Bestimmt drei oder vier Blogbeiträge habe ich in der vergangenen Woche verfasst. Zumindest im Geiste. Egal ob bei einem schönen Lauf, einem Spaziergang, einem tollen Buch oder dem Besuch des open-air Sommerkinos, oft fallen mir ein paar Zeilen ein, die ich "später" dann als Einleitung für den Blog verwenden möchte. Nur ist "später" dann oft etwas anderes wichtiger oder dringlicher, sodass die Zeilen irgendwo in meinem Gehirn versanden... 

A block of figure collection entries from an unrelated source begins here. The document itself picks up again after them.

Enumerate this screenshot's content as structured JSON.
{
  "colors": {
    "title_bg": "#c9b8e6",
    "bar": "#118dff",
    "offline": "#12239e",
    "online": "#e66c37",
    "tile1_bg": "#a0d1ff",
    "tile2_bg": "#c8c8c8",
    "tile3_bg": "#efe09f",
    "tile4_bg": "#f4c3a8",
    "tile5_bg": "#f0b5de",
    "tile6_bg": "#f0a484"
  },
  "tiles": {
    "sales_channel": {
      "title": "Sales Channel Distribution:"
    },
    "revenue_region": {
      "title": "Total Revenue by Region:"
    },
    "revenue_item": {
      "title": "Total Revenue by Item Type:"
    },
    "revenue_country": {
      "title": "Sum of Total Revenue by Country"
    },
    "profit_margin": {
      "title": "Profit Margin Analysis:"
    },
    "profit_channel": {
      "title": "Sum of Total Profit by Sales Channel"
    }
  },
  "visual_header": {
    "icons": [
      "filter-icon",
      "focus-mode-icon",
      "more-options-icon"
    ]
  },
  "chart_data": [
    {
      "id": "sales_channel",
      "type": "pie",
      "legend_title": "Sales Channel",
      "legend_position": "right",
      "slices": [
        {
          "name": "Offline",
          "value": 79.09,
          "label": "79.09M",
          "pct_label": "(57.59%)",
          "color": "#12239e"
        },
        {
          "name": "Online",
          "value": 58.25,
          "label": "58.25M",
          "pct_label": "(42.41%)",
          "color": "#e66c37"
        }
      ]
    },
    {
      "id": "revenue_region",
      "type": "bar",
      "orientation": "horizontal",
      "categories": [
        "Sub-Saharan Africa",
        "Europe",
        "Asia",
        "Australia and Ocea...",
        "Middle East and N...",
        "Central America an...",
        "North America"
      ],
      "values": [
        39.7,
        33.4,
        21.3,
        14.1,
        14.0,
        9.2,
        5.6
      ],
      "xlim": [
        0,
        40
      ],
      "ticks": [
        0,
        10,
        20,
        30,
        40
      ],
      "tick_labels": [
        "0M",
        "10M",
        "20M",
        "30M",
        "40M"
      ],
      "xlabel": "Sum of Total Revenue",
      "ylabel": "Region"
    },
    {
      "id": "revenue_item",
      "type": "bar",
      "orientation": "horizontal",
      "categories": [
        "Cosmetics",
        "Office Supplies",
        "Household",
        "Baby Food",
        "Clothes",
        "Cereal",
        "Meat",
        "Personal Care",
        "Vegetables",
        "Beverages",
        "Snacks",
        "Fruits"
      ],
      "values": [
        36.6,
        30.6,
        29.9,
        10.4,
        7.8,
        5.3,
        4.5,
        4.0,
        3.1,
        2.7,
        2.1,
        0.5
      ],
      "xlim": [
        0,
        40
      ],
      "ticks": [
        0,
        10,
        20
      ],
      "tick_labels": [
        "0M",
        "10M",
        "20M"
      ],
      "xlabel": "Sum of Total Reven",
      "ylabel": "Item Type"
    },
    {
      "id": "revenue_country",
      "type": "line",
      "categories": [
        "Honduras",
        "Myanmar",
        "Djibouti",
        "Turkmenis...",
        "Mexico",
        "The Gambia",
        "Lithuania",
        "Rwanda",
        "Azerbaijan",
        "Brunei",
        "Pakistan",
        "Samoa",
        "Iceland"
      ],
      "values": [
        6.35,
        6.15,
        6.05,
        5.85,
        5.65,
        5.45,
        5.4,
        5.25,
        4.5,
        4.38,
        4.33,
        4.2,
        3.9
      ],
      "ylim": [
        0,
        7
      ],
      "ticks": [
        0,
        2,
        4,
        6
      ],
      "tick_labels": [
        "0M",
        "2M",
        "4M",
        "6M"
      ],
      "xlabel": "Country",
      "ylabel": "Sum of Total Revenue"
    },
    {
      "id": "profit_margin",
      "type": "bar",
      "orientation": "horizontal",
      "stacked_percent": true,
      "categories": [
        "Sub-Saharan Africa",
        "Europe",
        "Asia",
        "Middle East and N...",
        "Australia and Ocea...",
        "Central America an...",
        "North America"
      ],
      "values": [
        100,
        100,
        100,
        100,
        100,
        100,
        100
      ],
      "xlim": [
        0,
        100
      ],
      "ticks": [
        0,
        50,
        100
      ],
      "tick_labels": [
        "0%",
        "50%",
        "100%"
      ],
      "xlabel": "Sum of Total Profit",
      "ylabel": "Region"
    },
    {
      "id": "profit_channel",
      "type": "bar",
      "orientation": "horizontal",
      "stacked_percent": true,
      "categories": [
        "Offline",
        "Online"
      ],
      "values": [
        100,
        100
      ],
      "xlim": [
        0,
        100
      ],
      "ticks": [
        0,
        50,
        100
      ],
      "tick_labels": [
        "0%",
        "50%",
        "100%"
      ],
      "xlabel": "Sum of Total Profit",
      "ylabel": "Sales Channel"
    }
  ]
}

Deswegen gibt es mal wieder nur eine Kurzzusammenfassung der letzten Woche.

Donnerstag stand SwimRun am Programm des Vereinsschwimmtreffs. Das Wetter war grau, nieselig und kühl und da bot es sich an, sich zwischen den Schwimmstrecken laufend immer wieder mal aufzuwärmen!

Am Samstag nutzte ich den Heimweg vom Labor für eine - na sagen wir mal Streckenvariation. In Wahrheit wollte ich eine Route nachfahren, die ich schon ein- oder zweimal mit jemandem mitgeradelt war, fand aber die richtige Abzweigung nicht und quälte mich dann in der Nachmittagshitze eine äußerst unsympathische Steigung hinauf. Das Ergebnis waren ziemlich schwere Beine am Sonntag, weshalb ich die geplante Laufrunde etwas abgekürzt und durch Fotopausen entschleunigt habe.
Am Montag gab es nach einem langen Arbeitstag nur mehr eine halbe Stunde ausschwimmen im Wallersee. Nachdem es bewölkt und etwas windig war, war das Strandbad um halb 9 Uhr schon so gut wie leer und ich genoß die herrliche Ruhe und den See für mich alleine!

Dienstag sah ich beim Sommerkino am Stadtplatz einen wirklich sehr beeindruckendem Film: Nomadland. Die dunklen Wolken, die noch eine Stunde vor Beginn plötzlich aufgetaucht waren, verzogen sich kurz nach dem Start wieder und so lenkte nichts von den eindrücklichen Bildern ab.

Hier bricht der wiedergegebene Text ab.